Именно при хитроумной, мысленно добавила я. Может, подруга и не понимает, насколько мне дорога, но если бы она была сообразительнее, догадалась бы, на кого повесят преступление в случае ее смерти.
– Ну конечно! – вскинула руки Лилька. – Ты даже не подумала предложить выбрать мне!
– Подумала, но решила, что ты обязательно ошибешься.
Лилька подняла глаза к потолку, а я залпом выпила половину кофе. Интересно, сколько крошечных таблеток в ней растворилось? Думаю, не меньше пяти. Это количество способно вызвать тяжелое отравление, а если допью до дна, и мне не окажут помощь вовремя, все может закончиться куда печальнее. Морщась от горького привкуса, я посмотрела на часы за Лилькиной спиной. Восемь двадцать.
– Если кислит, лучше не допевай, – заметила выражение моего лица она, – вдруг молоко испортилось.

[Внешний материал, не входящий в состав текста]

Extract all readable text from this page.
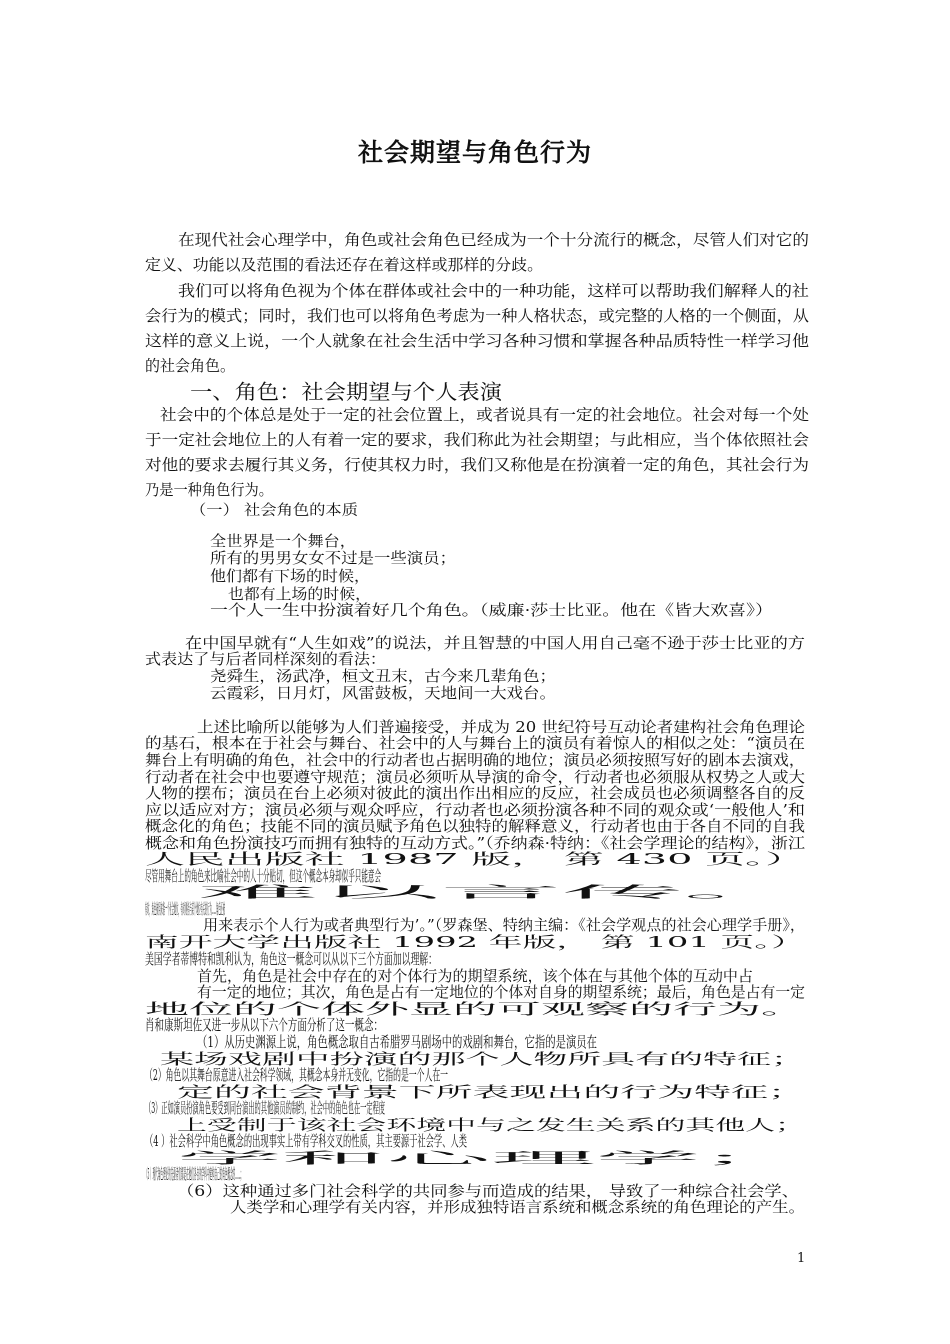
社会期望与角色行为
在现代社会心理学中，角色或社会角色已经成为一个十分流行的概念，尽管人们对它的
定义、功能以及范围的看法还存在着这样或那样的分歧。
我们可以将角色视为个体在群体或社会中的一种功能，这样可以帮助我们解释人的社
会行为的模式；同时，我们也可以将角色考虑为一种人格状态，或完整的人格的一个侧面，从
这样的意义上说，一个人就象在社会生活中学习各种习惯和掌握各种品质特性一样学习他
的社会角色。
一、角色：社会期望与个人表演
社会中的个体总是处于一定的社会位置上，或者说具有一定的社会地位。社会对每一个处
于一定社会地位上的人有着一定的要求，我们称此为社会期望；与此相应，当个体依照社会
对他的要求去履行其义务，行使其权力时，我们又称他是在扮演着一定的角色，其社会行为
乃是一种角色行为。
（一） 社会角色的本质
全世界是一个舞台，
所有的男男女女不过是一些演员；
他们都有下场的时候，
也都有上场的时候，
一个人一生中扮演着好几个角色。（威廉·莎士比亚。他在《皆大欢喜》）
在中国早就有“人生如戏”的说法，并且智慧的中国人用自己毫不逊于莎士比亚的方
式表达了与后者同样深刻的看法：
尧舜生，汤武净，桓文丑末，古今来几辈角色；
云霞彩，日月灯，风雷鼓板，天地间一大戏台。
上述比喻所以能够为人们普遍接受，并成为 20 世纪符号互动论者建构社会角色理论
的基石，根本在于社会与舞台、社会中的人与舞台上的演员有着惊人的相似之处：“演员在
舞台上有明确的角色，社会中的行动者也占据明确的地位；演员必须按照写好的剧本去演戏，
行动者在社会中也要遵守规范；演员必须听从导演的命令，行动者也必须服从权势之人或大
人物的摆布；演员在台上必须对彼此的演出作出相应的反应，社会成员也必须调整各自的反
应以适应对方；演员必须与观众呼应，行动者也必须扮演各种不同的观众或‘一般他人’和
概念化的角色；技能不同的演员赋予角色以独特的解释意义，行动者也由于各自不同的自我
概念和角色扮演技巧而拥有独特的互动方式。”（乔纳森·特纳：《社会学理论的结构》，浙江
人民出版社 1987 版， 第 430 页。）
尽管用舞台上的角色来比喻社会中的人十分贴切，但这个概念本身却似乎只能意会
难以言传。
有时，角色被用来指一个社会地位，有时则指与某个地位有关的行为……角色还被
用来表示个人行为或者典型行为’。”（罗森堡、特纳主编：《社会学观点的社会心理学手册》，
南开大学出版社 1992 年版， 第 101 页。）
美国学者蒂博特和凯利认为，角色这一概念可以从以下三个方面加以理解：
首先，角色是社会中存在的对个体行为的期望系统，该个体在与其他个体的互动中占
有一定的地位；其次，角色是占有一定地位的个体对自身的期望系统；最后，角色是占有一定
地位的个体外显的可观察的行为。
肖和康斯坦佐又进一步从以下六个方面分析了这一概念：
（1）从历史渊源上说，角色概念取自古希腊罗马剧场中的戏剧和舞台，它指的是演员在
某场戏剧中扮演的那个人物所具有的特征；
（2）角色以其舞台原意进入社会科学领域，其概念本身并无变化，它指的是一个人在一
定的社会背景下所表现出的行为特征；
（3）正如演员扮演角色要受到同台演出的其他演员的制约，社会中的角色也在一定程度
上受制于该社会环境中与之发生关系的其他人；
（4 ）社会科学中角色概念的出现事实上带有学科交叉的性质，其主要源于社会学、人类
学和心理学；
（5 ）现代角色理论的先驱者们都是在他们各自的学科中建构自己的角色概念的……；
（6）这种通过多门社会科学的共同参与而造成的结果， 导致了一种综合社会学、
人类学和心理学有关内容，并形成独特语言系统和概念系统的角色理论的产生。
1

– Все нормально, просто горячо.
Покачав в руке чашку, я взвесила остатки кофе. Выпитого может оказаться мало, надо действовать наверняка. Не успела я поднести чашку к губам, как в дверь позвонили. Звонка в домофон не было, для соседей слишком рано. Наверняка полицейские. Пока Лилька открывала дверь, я залпом допила отраву. Первым порог переступил незнакомый лысый мужчина с черепом, по форме напоминающим орех. За ним вошел участковый. Вместо того, чтобы покраснеть и отвести взгляд, в это утро неестественно бледный Клинченко смотрел поверх моей головы. Когда дверь закрылась, я поняла, что Зуйкова с ними нет. Неужели испугался шантажа? Надеюсь, я не переусердствовала.
– Гражданка Малыш Алиса Геннадьевна, – заговорил лысый монотонно, – вы подозреваетесь в совершении особо тяжкого преступления – убийства Малыша Геннадия Степановича. Сейчас производится ваше задержание. Проследуйте с нами. Вам все понятно.
Последняя фраза прозвучала скорее как утверждение, чем как вопрос.
– Яснее не бывает, – улыбнулась я Клинченко, стоявшему у лысого за плечом. Участковый резко отвернулся, как будто уклоняясь от пощечины.
Лысый не стал надевать на меня наручники, а вместо этого взял под локоть и повел к выходу. Лилька застыла возле двери, прикрыв лицо ладонями и наблюдая за происходящим сквозь пальцы. Краем глаза я заметила, как она провожает меня взглядом, но не обернулась. Ей сейчас нелегко, но мне гораздо тяжелее, по ее вине. Несмотря на это, я по-прежнему скорее убью себя, чем подвергну риску ее жизнь.
Клинченко вышел из квартиры первым. Лысый подтолкнул меня под локоть и пошел сзади. В лифте я представила, как обрадуются натравленные Зуйковым бабки. К счастью, на лавочке никого не оказалось. Пока меня усаживали в полицейский Форд, мимо прошел, даже не оглянувшись, незнакомый мужчина с ротвейлером. Вот они, привилегии жизни в большом городе: никому нет до меня дела. Интересно, если бы мне удалось пробиться на телевидение, если бы я стала мировой знаменитостью, а на работу меня забирал служебный вертолет, кто-нибудь в доме это бы замечал? Или люди так же проходили бы мимо, поправляя растрепавшиеся волосы и ругая ветер, который поднимают вертолетные лопасти? К сожалению, теперь я вряд ли узнаю ответ.